# Tensor Flow Demo
## MNIST classifiation for ML Beginners

### About

Tensorflow is a Python Library that provides versitile machine learning tools.

### Scope

For this demo, I will create one of the Tensor Flow examples to recognize handwritten digits.

Taken from: https://www.tensorflow.org/get_started/mnist/beginners

### Softmax regression

[Softmax Regression](http://ufldl.stanford.edu/tutorial/supervised/SoftmaxRegression/) is multinomial logistic regression that can handle multiple classifications. Whereas Logistic Regression is binary in classification, Softmax Regression can handle classifications in multiple dimensions.

**Model:**

![Softmax Regression Image 1](https://www.tensorflow.org/images/softmax-regression-scalargraph.png)


**Equations:**

![Softmax Regression Image 2](https://www.tensorflow.org/images/softmax-regression-scalarequation.png)

**Compacted:**

y = softmax(W*x*+b)

In [2]:
# First we need to import our dependencies
# Tensor Flow helps with the ML side of this demo
import tensorflow as tf
# Pandas helps with data output and processing
import pandas as pd
# We're going to import the tutorial library to gather the sample data we need
from tensorflow.examples.tutorials.mnist import input_data

In [3]:
mnist = input_data.read_data_sets("MNIST_data/", one_hot=True)

Extracting MNIST_data/train-images-idx3-ubyte.gz
Extracting MNIST_data/train-labels-idx1-ubyte.gz
Extracting MNIST_data/t10k-images-idx3-ubyte.gz
Extracting MNIST_data/t10k-labels-idx1-ubyte.gz


In [4]:
p_holder = tf.placeholder(tf.float32, [None, 784])

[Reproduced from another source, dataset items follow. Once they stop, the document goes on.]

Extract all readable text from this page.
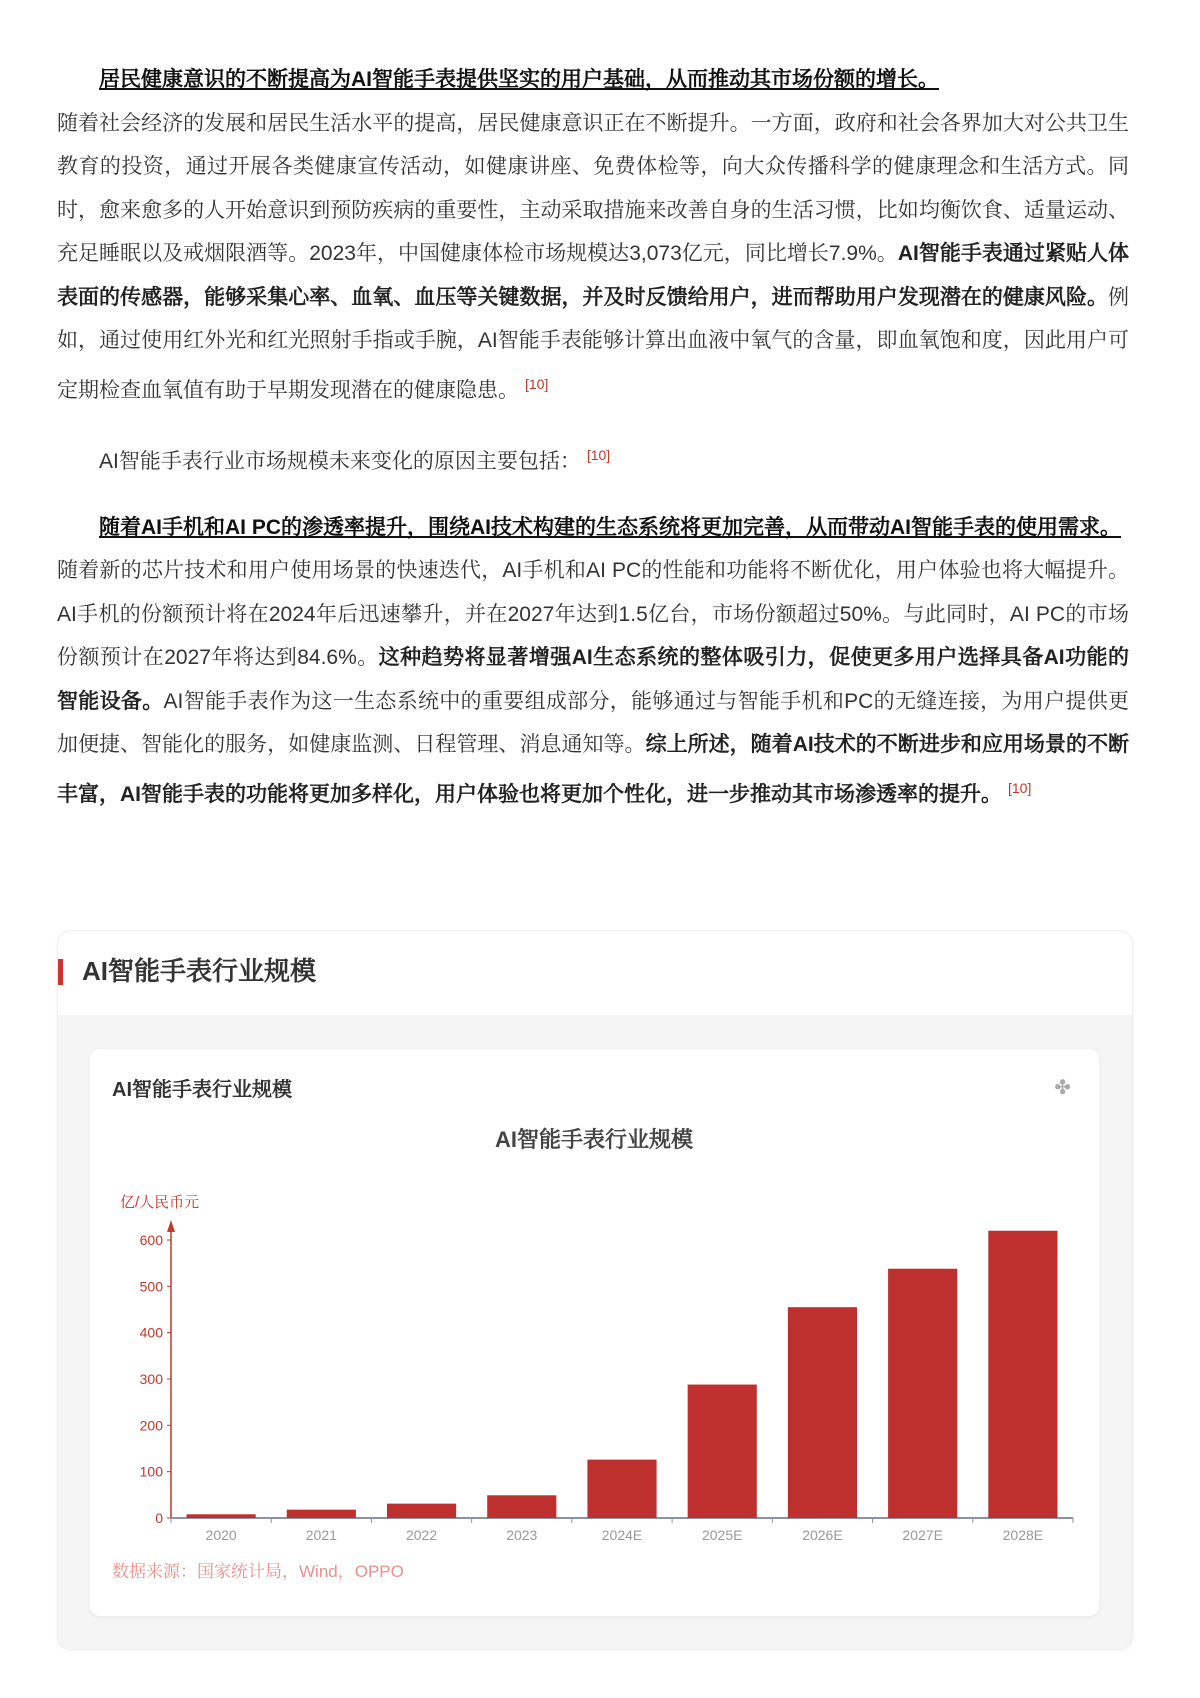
居民健康意识的不断提高为AI智能手表提供坚实的用户基础，从而推动其市场份额的增长。

随着社会经济的发展和居民生活水平的提高，居民健康意识正在不断提升。一方面，政府和社会各界加大对公共卫生教育的投资，通过开展各类健康宣传活动，如健康讲座、免费体检等，向大众传播科学的健康理念和生活方式。同时，愈来愈多的人开始意识到预防疾病的重要性，主动采取措施来改善自身的生活习惯，比如均衡饮食、适量运动、充足睡眠以及戒烟限酒等。2023年，中国健康体检市场规模达3,073亿元，同比增长7.9%。AI智能手表通过紧贴人体表面的传感器，能够采集心率、血氧、血压等关键数据，并及时反馈给用户，进而帮助用户发现潜在的健康风险。例如，通过使用红外光和红光照射手指或手腕，AI智能手表能够计算出血液中氧气的含量，即血氧饱和度，因此用户可定期检查血氧值有助于早期发现潜在的健康隐患。 [10]

AI智能手表行业市场规模未来变化的原因主要包括： [10]

随着AI手机和AI PC的渗透率提升，围绕AI技术构建的生态系统将更加完善，从而带动AI智能手表的使用需求。

随着新的芯片技术和用户使用场景的快速迭代，AI手机和AI PC的性能和功能将不断优化，用户体验也将大幅提升。AI手机的份额预计将在2024年后迅速攀升，并在2027年达到1.5亿台，市场份额超过50%。与此同时，AI PC的市场份额预计在2027年将达到84.6%。这种趋势将显著增强AI生态系统的整体吸引力，促使更多用户选择具备AI功能的智能设备。AI智能手表作为这一生态系统中的重要组成部分，能够通过与智能手机和PC的无缝连接，为用户提供更加便捷、智能化的服务，如健康监测、日程管理、消息通知等。综上所述，随着AI技术的不断进步和应用场景的不断丰富，AI智能手表的功能将更加多样化，用户体验也将更加个性化，进一步推动其市场渗透率的提升。 [10]

AI智能手表行业规模
AI智能手表行业规模	✤
AI智能手表行业规模
亿/人民币元
0
100
200
300
400
500
600
2020	2021	2022	2023	2024E	2025E	2026E	2027E	2028E
数据来源：国家统计局，Wind，OPPO
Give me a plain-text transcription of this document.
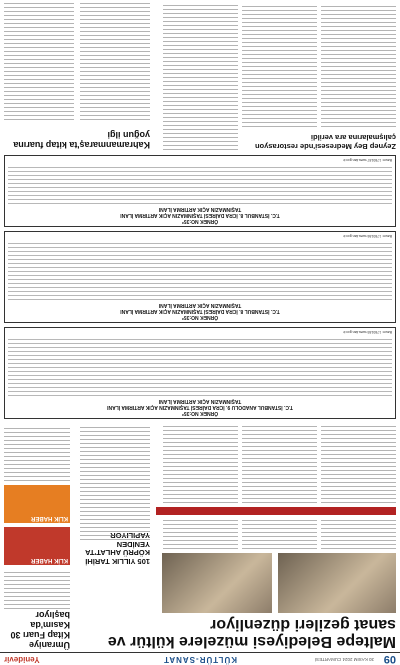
09
30 KASIM 2024 CUMARTESİ
KÜLTÜR-SANAT
Yenidevir
Maltepe Belediyesi müzelere kültür ve sanat gezileri düzenliyor
Ümraniye Kitap Fuarı 30 Kasım'da başlıyor
ZEYTİNBURNU BELEDİYESİ MALTEPE BELEDİYESİ BASIN İNTERNET SİTESİNDE
105 YILLIK TARİHİ KÖPRÜ AHLAT'TA YENİDEN YAPILIYOR
KLİK HABER
KLİK HABER
ÖRNEK NO:35*
T.C. İSTANBUL ANADOLU 9. İCRA DAİRESİ TAŞINMAZIN AÇIK ARTIRMA İLANI
TAŞINMAZIN AÇIK ARTIRMA İLANI
Basın: 1780185 www.ilan.gov.tr
ÖRNEK NO:35*
T.C. İSTANBUL 8. İCRA DAİRESİ TAŞINMAZIN AÇIK ARTIRMA İLANI
TAŞINMAZIN AÇIK ARTIRMA İLANI
Basın: 1780186 www.ilan.gov.tr
ÖRNEK NO:35*
T.C. İSTANBUL 8. İCRA DAİRESİ TAŞINMAZIN AÇIK ARTIRMA İLANI
TAŞINMAZIN AÇIK ARTIRMA İLANI
Basın: 1780187 www.ilan.gov.tr
Zeynep Bey Medresesi'nde restorasyon çalışmalarına ara verildi
Kahramanmaraş'ta kitap fuarına yoğun ilgi
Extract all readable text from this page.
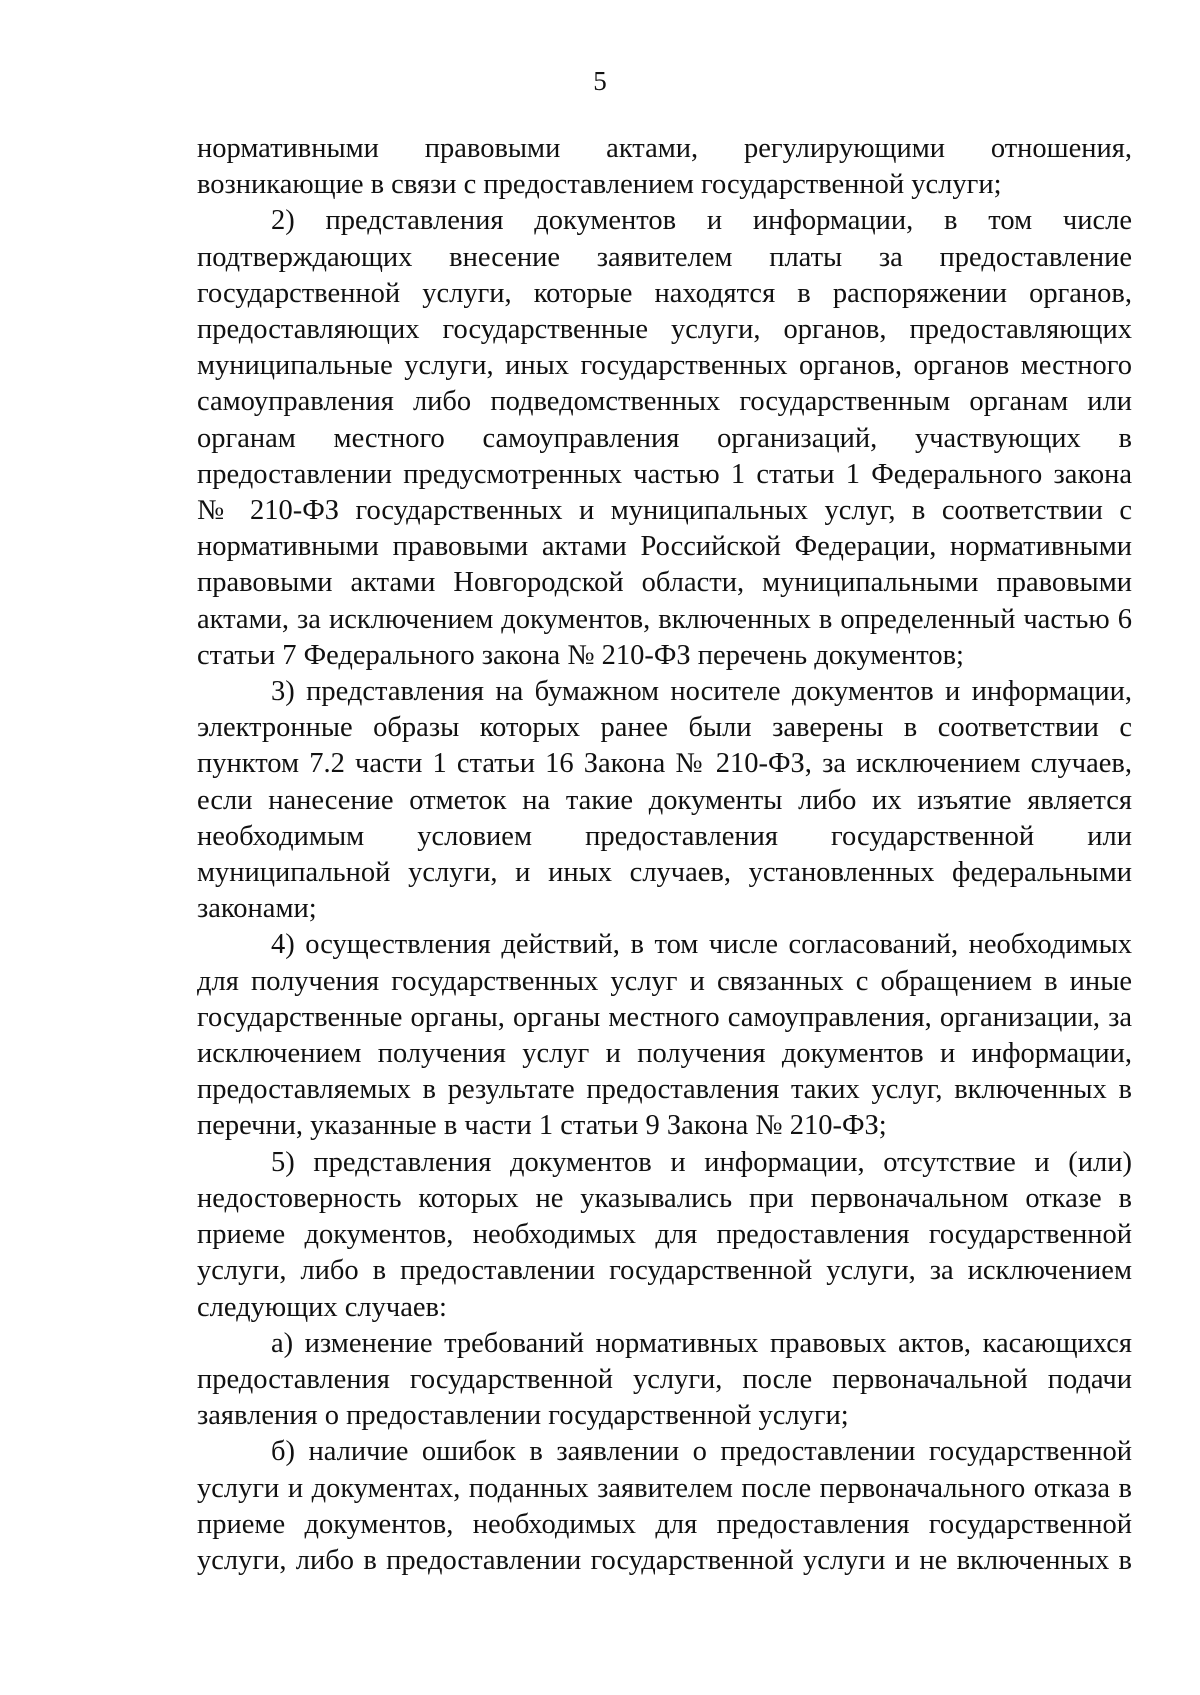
5

нормативными правовыми актами, регулирующими отношения, возникающие в связи с предоставлением государственной услуги;

2) представления документов и информации, в том числе подтверждающих внесение заявителем платы за предоставление государственной услуги, которые находятся в распоряжении органов, предоставляющих государственные услуги, органов, предоставляющих муниципальные услуги, иных государственных органов, органов местного самоуправления либо подведомственных государственным органам или органам местного самоуправления организаций, участвующих в предоставлении предусмотренных частью 1 статьи 1 Федерального закона № 210-ФЗ государственных и муниципальных услуг, в соответствии с нормативными правовыми актами Российской Федерации, нормативными правовыми актами Новгородской области, муниципальными правовыми актами, за исключением документов, включенных в определенный частью 6 статьи 7 Федерального закона № 210-ФЗ перечень документов;

3) представления на бумажном носителе документов и информации, электронные образы которых ранее были заверены в соответствии с пунктом 7.2 части 1 статьи 16 Закона № 210-ФЗ, за исключением случаев, если нанесение отметок на такие документы либо их изъятие является необходимым условием предоставления государственной или муниципальной услуги, и иных случаев, установленных федеральными законами;

4) осуществления действий, в том числе согласований, необходимых для получения государственных услуг и связанных с обращением в иные государственные органы, органы местного самоуправления, организации, за исключением получения услуг и получения документов и информации, предоставляемых в результате предоставления таких услуг, включенных в перечни, указанные в части 1 статьи 9 Закона № 210-ФЗ;

5) представления документов и информации, отсутствие и (или) недостоверность которых не указывались при первоначальном отказе в приеме документов, необходимых для предоставления государственной услуги, либо в предоставлении государственной услуги, за исключением следующих случаев:

а) изменение требований нормативных правовых актов, касающихся предоставления государственной услуги, после первоначальной подачи заявления о предоставлении государственной услуги;

б) наличие ошибок в заявлении о предоставлении государственной услуги и документах, поданных заявителем после первоначального отказа в приеме документов, необходимых для предоставления государственной услуги, либо в предоставлении государственной услуги и не включенных в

# Our weight is a shape of [784,10] because we want to multiple the 784-dimensional image
# vectors by it to produce 10-dimensional vectors of evidence for the different classes.
weight = tf.Variable(tf.zeros([784, 10]))
bias = tf.Variable(tf.zeros([10]))

# Implement our model, softmax
y = tf.nn.softmax(tf.matmul(p_holder, weight) + bias)

### Training The Model

When training models, we don't define what is a good model, but rather what is a bad model. A common function to determine the loss of a model is called [cross-entropy](https://www.tensorflow.org/get_started/mnist/beginners#training).

So using cross-entropy, we can train our model.

In [7]:
# Create a placeholder to input the correct answers
y_placeholder = tf.placeholder(tf.float32, [None, 10])

# Implement our cross entropy function

cross_entropy = tf.reduce_mean(-tf.reduce_sum(y_placeholder * tf.log(y), reduction_indices=[1]))
## Explanation
# tf.log() computes the logarithm of each element of the y, or our softmax algorithm
# Then we multiply each element of y_placeholder with the corresponding element of tf.log(y)
# tf.reduce_sum adds the elements in the second dimension of y, because of reduce_indices=[1]
# Finally tf.reduce_mean computes the mean over all the examples in the batch

# We are going to run a backpropagation algorithm to efficiently determine how your variables affect the loss you ask it to minimize.

# For this backpropagation, we're going to use tensorflow's Gradient Descent Algorithm

train_step = tf.train.GradientDescentOptimizer(0.5).minimize(cross_entropy)

# We're going to launch the model
session = tf.InteractiveSession()

# Create an operation to initialize the variables we created

tf.global_variables_initializer().run()

# Now we're going to start the actual training

for _ in range(1000):
    # A batch of 100 random data points from our training set
    batch_xs, batch_ys = mnist.train.next_batch(100)
    # Run the session with our backpropagation, and our batches
    session.run(train_step, feed_dict={p_holder: batch_xs, y_placeholder: batch_ys})

### Evaluating the model

How well did the model do? Let's find out!

We need to first figure out where we predicted the correct label.
For that we'll use `tf.argmax`

In [9]:
correct_prediction = tf.equal(tf.argmax(y, 1), tf.argmax(y_placeholder, 1))

# We're converting the list of Booleans to floats so we can calculate the percentage
# of correct predictions
accuracy = tf.reduce_mean(tf.cast(correct_prediction, tf.float32))

# Finally we'll ask tensorflow for the accuracy of our test data
print(session.run(accuracy, feed_dict={p_holder: mnist.test.images, y_placeholder: mnist.test.labels}))

0.9203


### Conclusion

The value stated above is the percentage accuracy that our model had. 92%, although it seems good, it's actually not. If we were to make some improvments to our model, we could get the percentage up to 97%. The best models have over 99% accuracy.

This was just a high-level demo of Tensor Flow, taken from their page, so its mostly meant for educational purposes. Although even though 92% may be pretty bad in a production environment, it is more than good enough for testing.